Disturbing Images Show North Korean Prison Camps Expanding, 'Hundreds of Thousands' Killed

Dec 01, 2016 01:47 PM EST

Disturbing new satellite images have emerged out of North Korea confirming that a secret prison where detainees are tortured, raped and murdered is expanding despite the government's denial that such a camp exists.

According to CNN, the Committee for Human Rights in North Korea on Tuesday released images of Camp No. 25, a camp near Chongjin, on North Korea's northeast coast, which is thought to be keeping around 5,000 prisoners - including men, women, and children.

The HRNK reports that the map underwent an expansion before 2010, when it almost doubled in scale, and has continued to operate at its larger size.

"Our satellite imagery analysis of Camp No. 25 and other such unlawful detention facilities appears to confirm the sustained, if not increased importance of the use of forced labor under Kim Jong-un," HRNK executive director Greg Scarlatoiu said in a statement.

The discovery was made just a few weeks after Amnesty International released a report revealing that Pyongyang "is continuing to maintain, and even invest, in these repressive facilities."

"These camps constitute the cornerstone of the country's large infrastructure dedicated to political repression and social control that enables widespread and systematic human rights abuses," Amnesty said in a statement.

"Assessments of the satellite images of two political prison camps -- known as kwanliso -- collected in May and August show the addition of new guard posts, upgrading of a reported crematorium, and ongoing agricultural activities."

A 2014 UN report estimated that "hundreds of thousands of political prisoners" have died in the North Korean gulags over the past 50 years amid "unspeakable atrocities."
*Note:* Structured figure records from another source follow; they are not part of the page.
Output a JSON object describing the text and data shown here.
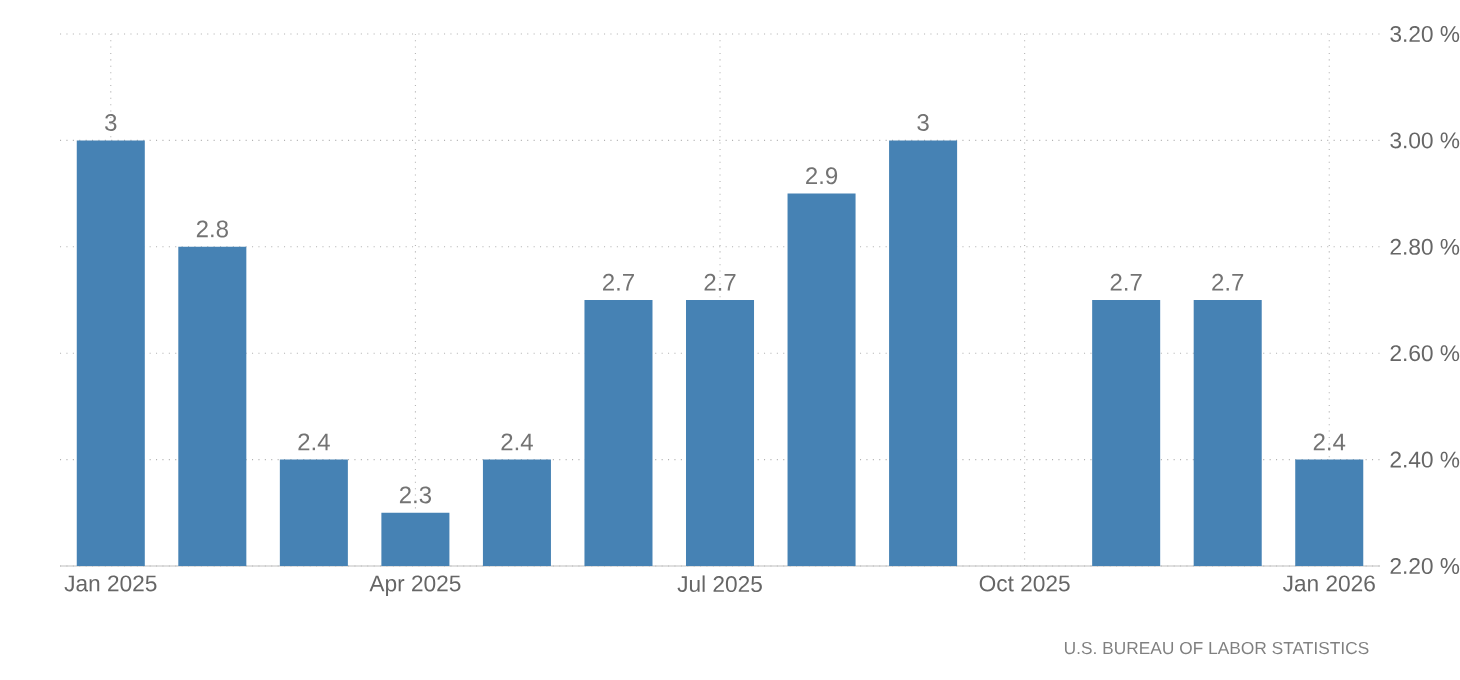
{
  "chart_data": {
    "type": "bar",
    "categories": [
      "Jan 2025",
      null,
      null,
      "Apr 2025",
      null,
      null,
      "Jul 2025",
      null,
      null,
      "Oct 2025",
      null,
      null,
      "Jan 2026"
    ],
    "values": [
      3,
      2.8,
      2.4,
      2.3,
      2.4,
      2.7,
      2.7,
      2.9,
      3,
      null,
      2.7,
      2.7,
      2.4
    ],
    "value_labels": [
      "3",
      "2.8",
      "2.4",
      "2.3",
      "2.4",
      "2.7",
      "2.7",
      "2.9",
      "3",
      null,
      "2.7",
      "2.7",
      "2.4"
    ],
    "color": "#4682b4",
    "ylim": [
      2.2,
      3.2
    ],
    "yticks": [
      {
        "value": 2.2,
        "label": "2.20 %"
      },
      {
        "value": 2.4,
        "label": "2.40 %"
      },
      {
        "value": 2.6,
        "label": "2.60 %"
      },
      {
        "value": 2.8,
        "label": "2.80 %"
      },
      {
        "value": 3.0,
        "label": "3.00 %"
      },
      {
        "value": 3.2,
        "label": "3.20 %"
      }
    ],
    "grid": true,
    "annotations": [
      "U.S. BUREAU OF LABOR STATISTICS"
    ]
  }
}
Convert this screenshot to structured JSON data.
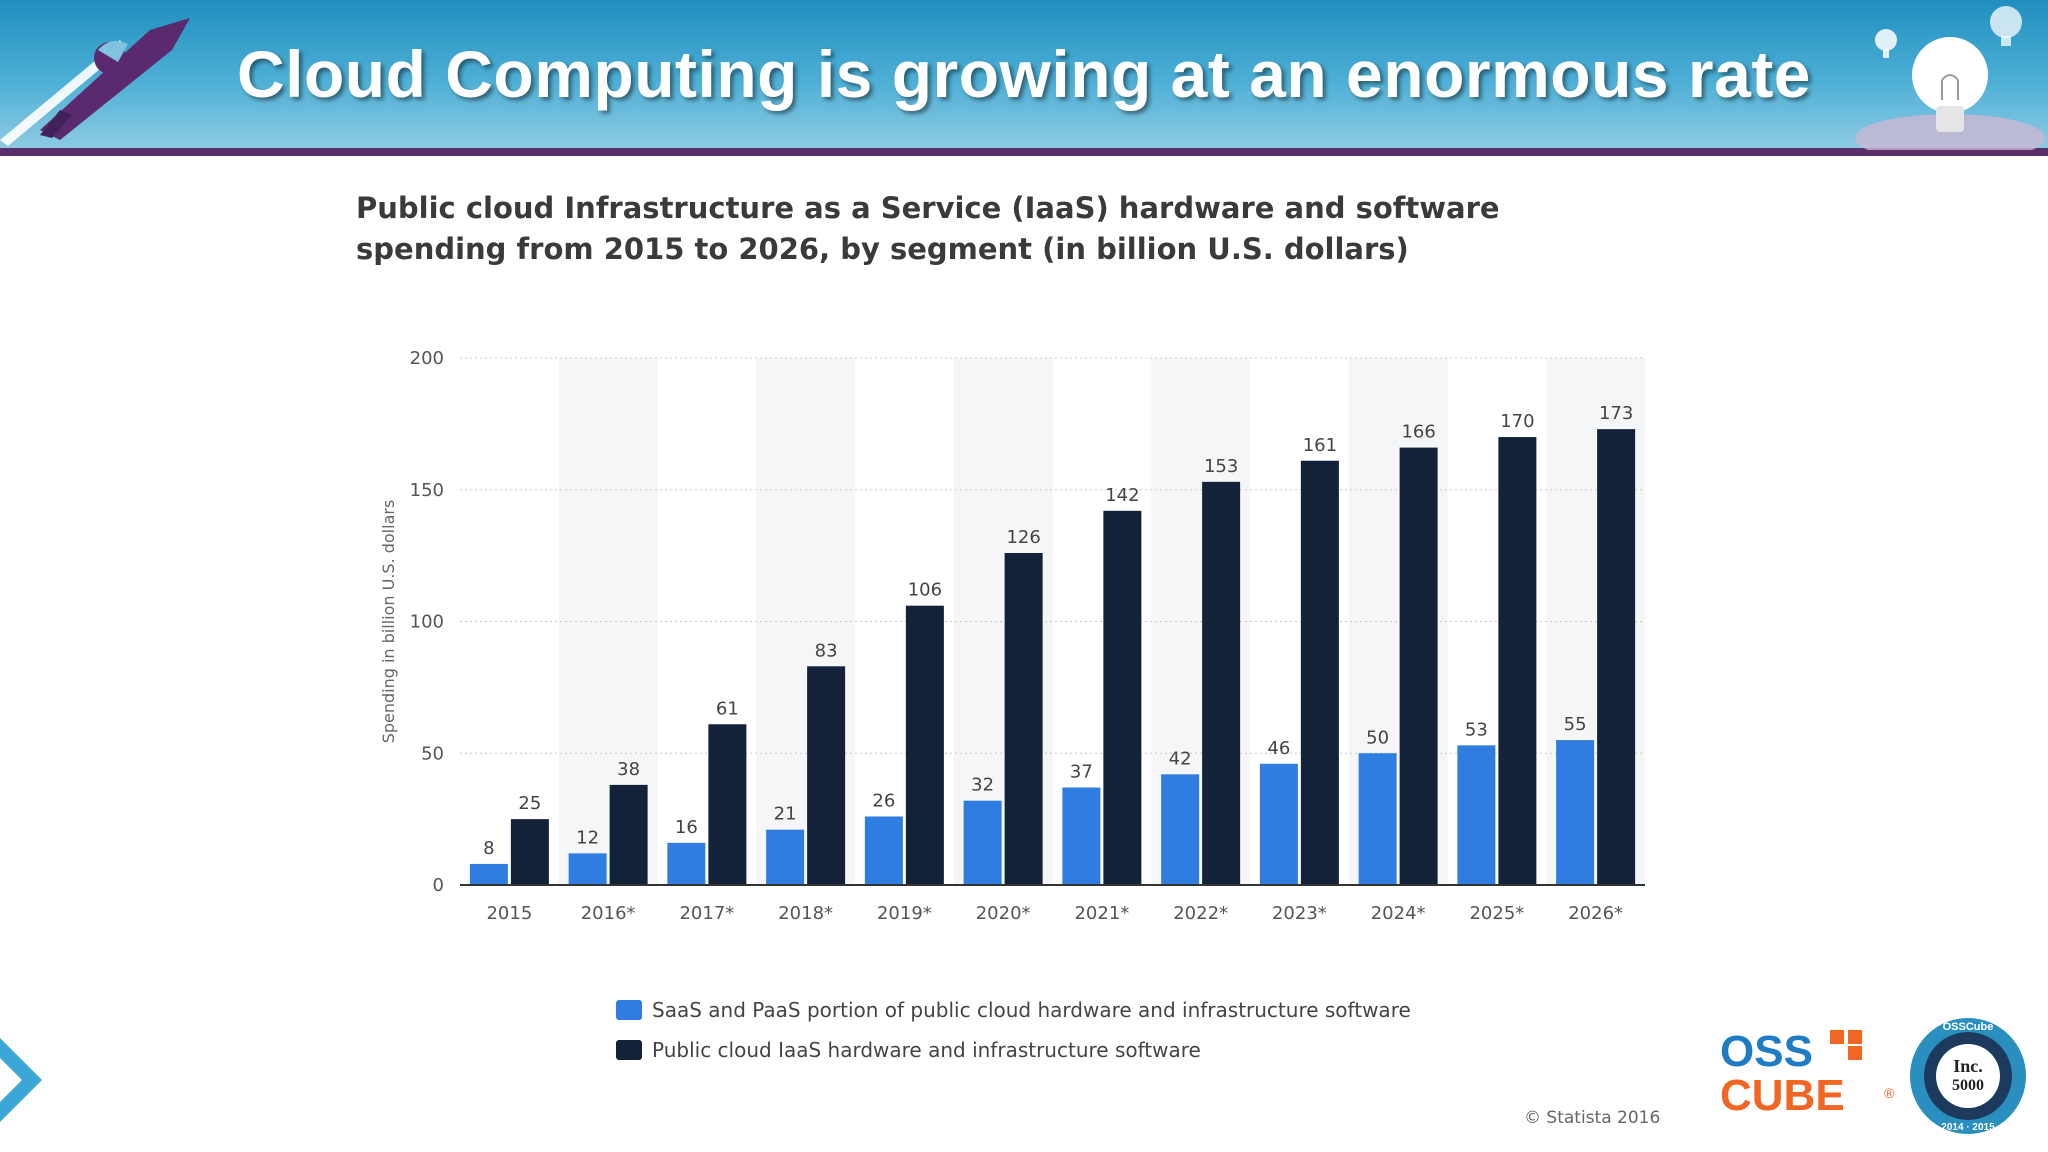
{
  "slide": {
    "title": "Cloud Computing is growing at an enormous rate"
  },
  "logo": {
    "text_top": "OSS",
    "text_bottom": "CUBE",
    "registered": "®"
  },
  "badge": {
    "brand": "OSSCube",
    "inc": "Inc.",
    "number": "5000",
    "years": "2014 · 2015"
  },
  "colors": {
    "saas": "#2f7de1",
    "iaas": "#132238",
    "logo_blue": "#1f7cc4",
    "logo_orange": "#f26522"
  },
  "chart_data": {
    "type": "bar",
    "title": "Public cloud Infrastructure as a Service (IaaS) hardware and software spending from 2015 to 2026, by segment (in billion U.S. dollars)",
    "ylabel": "Spending in billion U.S. dollars",
    "xlabel": "",
    "ylim": [
      0,
      200
    ],
    "yticks": [
      0,
      50,
      100,
      150,
      200
    ],
    "grid": true,
    "legend_position": "bottom",
    "categories": [
      "2015",
      "2016*",
      "2017*",
      "2018*",
      "2019*",
      "2020*",
      "2021*",
      "2022*",
      "2023*",
      "2024*",
      "2025*",
      "2026*"
    ],
    "series": [
      {
        "name": "SaaS and PaaS portion of public cloud hardware and infrastructure software",
        "color": "#2f7de1",
        "values": [
          8,
          12,
          16,
          21,
          26,
          32,
          37,
          42,
          46,
          50,
          53,
          55
        ]
      },
      {
        "name": "Public cloud IaaS hardware and infrastructure software",
        "color": "#132238",
        "values": [
          25,
          38,
          61,
          83,
          106,
          126,
          142,
          153,
          161,
          166,
          170,
          173
        ]
      }
    ],
    "source": "© Statista 2016"
  }
}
"The inmate population has been gradually eliminated through deliberate starvation, forced labor, executions, torture, rape and the denial of reproductive rights," the report said.

North Korea heads Open Door USA's World Watch List of countries where Christians face the most persecution for the 14th consecutive year now. A report released last month by the Christian Solidarity Worldwide said that thousands of those suffering in the country's labor camps are Christians who, in some cases, are hung on a cross over a fire, and at times crushed under a steamroller.

Canadian pastor Pastor Hyeon Soo Lim, leader of Light Presbyterian Church in Toronto, is among those suffering in the country's prison camp system. As earlier reported, Pastor Lim was involved in North Korea since 1997 and had established a number of churches and orphanages in the isolated country. He was arrested last year, and in a confession that appeared to be coerced, the pastor admitted he had attempted to "overturn the social system" by "building a religious state."

During an interview with CNN earlier this year, the pastor, who struggles with a number of health issues, revealed that he works eight hours a day, six days a week, with rest breaks, digging holes for the planting of apple trees in the prison orchard. He said he has not seen any other prisoners, and is not allowed contact with the outside world.

An online petition calling on Secretary-General of the United Nations Ban Ki-moon, Prime Minister of Canada Justin Trudeau, and Canada's Minister of Foreign Affairs Stephane Dion to work to free Rev. Lim has gained more than 125,000 signatures.